Consuming locally grown vegetables (which PEI has no shortage of) is the most straightforward thing you can do toward achieving a healthy body and a healthy economy.

You may be asking yourself now, how can I get local vegetables? There are multiple answers to that question, but for now, we would like to talk to you specifically about Community Supported Agriculture.

What is a CSA?

Community Supported Agriculture; more commonly known as CSA, is a model for agriculture and food distribution that has gained humongous popularity among farms and communities all over the world, and it has exploded in Canada and Prince Edward Island over the past decade.

The easiest way to describe a CSA is as an agreement between a farmer and a customer. The farmer grows the food of course, and the customer (also frequently known as a member or subscriber) typically agrees to pay for a share of the crops prior to the season even beginning.

It's like a weekly magazine subscription... but with food! And a win-win: the farmer knows where their food is going, and the member knows where their food is coming from.

 

Canadian CSAs by geographic location

Canadian CSAs by province

 

What are the benefits of CSAs?

Being involved in a CSA lets your local farmers know how much food will be needed well in advance, and you know that the farmer will have money to buy the tools and seeds to grow the vegetables you'll be receiving. 

You as a member, on the other hand, can rest assured that you’ll have access to high quality vegetables and, depending on your CSA, can have them delivered directly to your doorstep.

What are the costs of CSAs?

The farmers in a CSA has to put in a bit more time into planning crops, keeping up and communicating with members, and a bit more bookkeeping. But it's all worth knowing that the food being grown in the field will eventually end up on someone's plate rather than going to waste.

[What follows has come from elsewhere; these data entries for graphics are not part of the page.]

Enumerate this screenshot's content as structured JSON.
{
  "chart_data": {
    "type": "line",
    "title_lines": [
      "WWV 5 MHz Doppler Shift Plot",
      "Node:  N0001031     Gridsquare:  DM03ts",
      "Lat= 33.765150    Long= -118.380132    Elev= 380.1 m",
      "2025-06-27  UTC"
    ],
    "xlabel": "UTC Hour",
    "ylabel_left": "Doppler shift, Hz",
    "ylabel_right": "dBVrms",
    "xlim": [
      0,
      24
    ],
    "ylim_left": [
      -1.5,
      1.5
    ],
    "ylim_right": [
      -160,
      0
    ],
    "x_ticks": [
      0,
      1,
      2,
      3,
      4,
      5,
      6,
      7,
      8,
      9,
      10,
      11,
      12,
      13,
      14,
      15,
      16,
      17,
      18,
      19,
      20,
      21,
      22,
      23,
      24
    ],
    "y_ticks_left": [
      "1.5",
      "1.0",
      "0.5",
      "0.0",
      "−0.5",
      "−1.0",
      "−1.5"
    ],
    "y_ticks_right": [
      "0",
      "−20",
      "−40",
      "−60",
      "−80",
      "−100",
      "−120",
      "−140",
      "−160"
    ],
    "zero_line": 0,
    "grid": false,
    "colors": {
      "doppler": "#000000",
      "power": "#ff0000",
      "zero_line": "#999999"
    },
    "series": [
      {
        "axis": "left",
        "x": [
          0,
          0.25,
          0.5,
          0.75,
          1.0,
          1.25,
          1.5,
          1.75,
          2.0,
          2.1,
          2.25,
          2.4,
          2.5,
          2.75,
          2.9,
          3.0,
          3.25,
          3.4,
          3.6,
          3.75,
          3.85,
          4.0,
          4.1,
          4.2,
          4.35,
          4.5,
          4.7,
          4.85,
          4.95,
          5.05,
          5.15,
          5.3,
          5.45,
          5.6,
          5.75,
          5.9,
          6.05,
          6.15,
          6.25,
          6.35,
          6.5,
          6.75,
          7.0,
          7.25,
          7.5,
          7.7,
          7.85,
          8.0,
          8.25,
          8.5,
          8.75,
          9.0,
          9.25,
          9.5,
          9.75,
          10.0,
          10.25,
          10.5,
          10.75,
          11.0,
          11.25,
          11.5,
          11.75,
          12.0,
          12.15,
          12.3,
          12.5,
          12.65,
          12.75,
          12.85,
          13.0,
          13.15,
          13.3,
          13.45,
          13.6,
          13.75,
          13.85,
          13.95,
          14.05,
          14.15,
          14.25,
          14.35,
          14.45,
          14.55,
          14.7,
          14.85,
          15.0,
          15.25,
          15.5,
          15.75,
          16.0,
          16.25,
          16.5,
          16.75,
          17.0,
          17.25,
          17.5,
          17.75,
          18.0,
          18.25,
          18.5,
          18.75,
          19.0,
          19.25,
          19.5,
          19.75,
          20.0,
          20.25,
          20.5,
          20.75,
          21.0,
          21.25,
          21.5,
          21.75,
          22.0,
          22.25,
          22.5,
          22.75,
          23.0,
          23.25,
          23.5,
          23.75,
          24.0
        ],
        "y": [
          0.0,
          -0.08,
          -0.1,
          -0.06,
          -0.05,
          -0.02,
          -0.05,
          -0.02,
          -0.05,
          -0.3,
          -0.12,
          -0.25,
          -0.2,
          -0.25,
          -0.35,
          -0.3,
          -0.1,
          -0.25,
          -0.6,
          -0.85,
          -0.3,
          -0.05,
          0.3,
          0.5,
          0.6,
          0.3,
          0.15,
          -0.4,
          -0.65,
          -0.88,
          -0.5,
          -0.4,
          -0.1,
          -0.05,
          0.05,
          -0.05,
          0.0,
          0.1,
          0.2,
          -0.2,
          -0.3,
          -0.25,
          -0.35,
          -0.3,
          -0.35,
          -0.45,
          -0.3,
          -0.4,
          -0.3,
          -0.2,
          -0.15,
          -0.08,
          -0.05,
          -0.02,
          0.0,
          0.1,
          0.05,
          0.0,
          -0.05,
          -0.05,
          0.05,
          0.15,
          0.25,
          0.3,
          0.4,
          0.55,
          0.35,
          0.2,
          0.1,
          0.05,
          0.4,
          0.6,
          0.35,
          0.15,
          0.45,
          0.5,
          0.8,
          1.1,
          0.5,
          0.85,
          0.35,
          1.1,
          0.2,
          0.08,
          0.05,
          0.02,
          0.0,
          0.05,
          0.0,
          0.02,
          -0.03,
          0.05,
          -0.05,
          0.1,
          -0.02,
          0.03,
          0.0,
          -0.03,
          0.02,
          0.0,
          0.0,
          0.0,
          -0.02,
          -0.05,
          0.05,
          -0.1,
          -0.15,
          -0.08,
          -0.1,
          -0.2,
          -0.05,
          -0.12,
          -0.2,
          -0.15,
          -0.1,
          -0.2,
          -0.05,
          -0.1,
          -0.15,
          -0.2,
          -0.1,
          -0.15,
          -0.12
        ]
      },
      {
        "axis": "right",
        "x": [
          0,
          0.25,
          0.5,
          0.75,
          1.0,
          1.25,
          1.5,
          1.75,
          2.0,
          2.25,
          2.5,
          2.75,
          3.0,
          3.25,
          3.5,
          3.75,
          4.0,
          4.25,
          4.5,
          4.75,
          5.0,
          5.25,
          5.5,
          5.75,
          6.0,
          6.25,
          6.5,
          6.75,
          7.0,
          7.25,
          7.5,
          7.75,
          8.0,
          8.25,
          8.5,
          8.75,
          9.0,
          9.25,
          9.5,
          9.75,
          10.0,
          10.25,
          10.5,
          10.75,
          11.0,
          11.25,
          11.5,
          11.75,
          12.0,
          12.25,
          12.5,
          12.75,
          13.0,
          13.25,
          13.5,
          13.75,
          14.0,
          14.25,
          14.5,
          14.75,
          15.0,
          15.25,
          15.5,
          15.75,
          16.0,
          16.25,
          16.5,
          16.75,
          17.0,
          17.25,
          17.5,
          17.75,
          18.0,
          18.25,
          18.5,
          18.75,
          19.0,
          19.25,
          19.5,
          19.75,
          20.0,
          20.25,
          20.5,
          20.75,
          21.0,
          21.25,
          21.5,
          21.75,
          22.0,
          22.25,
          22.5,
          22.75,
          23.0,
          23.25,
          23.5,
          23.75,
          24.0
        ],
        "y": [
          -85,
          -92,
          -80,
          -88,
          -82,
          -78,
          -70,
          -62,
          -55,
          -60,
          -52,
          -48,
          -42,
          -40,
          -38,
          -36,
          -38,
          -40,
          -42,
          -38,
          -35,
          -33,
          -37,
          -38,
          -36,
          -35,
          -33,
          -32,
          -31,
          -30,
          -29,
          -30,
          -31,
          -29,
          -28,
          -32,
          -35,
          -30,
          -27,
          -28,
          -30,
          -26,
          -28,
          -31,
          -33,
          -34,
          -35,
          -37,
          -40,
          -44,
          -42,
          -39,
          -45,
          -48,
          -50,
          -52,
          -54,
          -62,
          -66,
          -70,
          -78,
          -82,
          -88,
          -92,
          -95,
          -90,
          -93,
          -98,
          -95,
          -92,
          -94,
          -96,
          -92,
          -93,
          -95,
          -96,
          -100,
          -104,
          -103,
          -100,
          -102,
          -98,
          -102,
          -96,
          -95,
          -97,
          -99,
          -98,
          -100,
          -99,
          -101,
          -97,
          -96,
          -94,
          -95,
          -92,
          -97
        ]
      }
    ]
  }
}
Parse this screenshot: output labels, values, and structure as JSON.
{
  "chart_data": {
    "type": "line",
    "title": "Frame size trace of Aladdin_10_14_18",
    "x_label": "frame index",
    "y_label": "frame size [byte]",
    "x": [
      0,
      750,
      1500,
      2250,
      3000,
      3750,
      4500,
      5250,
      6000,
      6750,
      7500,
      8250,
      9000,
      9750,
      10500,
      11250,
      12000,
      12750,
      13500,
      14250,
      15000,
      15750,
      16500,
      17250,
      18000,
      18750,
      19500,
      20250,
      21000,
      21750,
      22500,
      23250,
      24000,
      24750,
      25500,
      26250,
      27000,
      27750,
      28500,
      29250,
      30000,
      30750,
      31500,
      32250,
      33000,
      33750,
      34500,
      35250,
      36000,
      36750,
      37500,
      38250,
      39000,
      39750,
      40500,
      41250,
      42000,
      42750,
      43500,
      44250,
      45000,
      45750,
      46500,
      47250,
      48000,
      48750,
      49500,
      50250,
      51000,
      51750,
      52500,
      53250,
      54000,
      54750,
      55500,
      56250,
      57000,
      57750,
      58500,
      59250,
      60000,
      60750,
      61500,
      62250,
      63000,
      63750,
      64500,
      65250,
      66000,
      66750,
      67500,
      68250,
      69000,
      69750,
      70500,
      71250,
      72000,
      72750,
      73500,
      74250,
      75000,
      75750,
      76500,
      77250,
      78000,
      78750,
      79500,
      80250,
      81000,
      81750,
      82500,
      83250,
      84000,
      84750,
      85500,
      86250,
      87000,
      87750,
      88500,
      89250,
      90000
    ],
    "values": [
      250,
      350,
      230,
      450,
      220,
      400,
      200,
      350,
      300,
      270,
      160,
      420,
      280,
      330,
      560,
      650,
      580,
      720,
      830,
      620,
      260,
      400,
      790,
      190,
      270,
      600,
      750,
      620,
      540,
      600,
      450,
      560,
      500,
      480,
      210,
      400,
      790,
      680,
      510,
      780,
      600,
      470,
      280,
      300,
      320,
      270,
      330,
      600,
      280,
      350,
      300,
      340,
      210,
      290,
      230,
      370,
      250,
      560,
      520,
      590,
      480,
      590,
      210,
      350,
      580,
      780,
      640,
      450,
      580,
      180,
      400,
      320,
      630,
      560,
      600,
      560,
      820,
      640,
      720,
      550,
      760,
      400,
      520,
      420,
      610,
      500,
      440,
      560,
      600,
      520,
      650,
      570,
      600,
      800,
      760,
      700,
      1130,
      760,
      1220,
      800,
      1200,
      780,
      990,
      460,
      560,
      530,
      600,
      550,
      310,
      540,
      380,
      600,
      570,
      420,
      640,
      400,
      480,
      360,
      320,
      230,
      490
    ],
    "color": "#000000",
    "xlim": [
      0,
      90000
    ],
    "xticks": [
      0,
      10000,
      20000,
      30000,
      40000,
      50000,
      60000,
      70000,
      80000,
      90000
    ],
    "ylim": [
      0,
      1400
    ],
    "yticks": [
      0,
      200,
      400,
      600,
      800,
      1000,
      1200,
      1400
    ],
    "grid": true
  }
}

On a CSA member's side of the relationship, you have to show up each week at the pickup location to receive your food, be at home in the case of delivery, or have a safe place for your food to be dropped off if you can't be home. After that, it's just a matter of eating your vegetables! (Should we really call that a cost? I guess not.)

Normally, with a CSA, you also have to be willing to pay for everything upfront, but because we want our CSA to be convenient and accessible to everyone, we also provide the option of week-to-week or monthly payments.

Of course we still appreciate those who are willing and able to pay for the whole thing upfront, because that helps us buy seeds, equipment, tools, and pay for labour while we wait for everything to start growing until it's ready for harvest!

A Win-Win 

In short, in a CSA, everybody gets something out of the deal!

It's easy to see why this model has become popular as it not only offers benefits to both sides, but also helps connect people to their food in ways that simply are not possible in any other way in the contemporary food system.

Signing up to a CSA is not just purchasing food, it’s contributing to the development and well-being of people and communities. It’s about giving a face to the food you eat, knowing where your food comes from and how its grown. Do you think that's a cause you can get behind?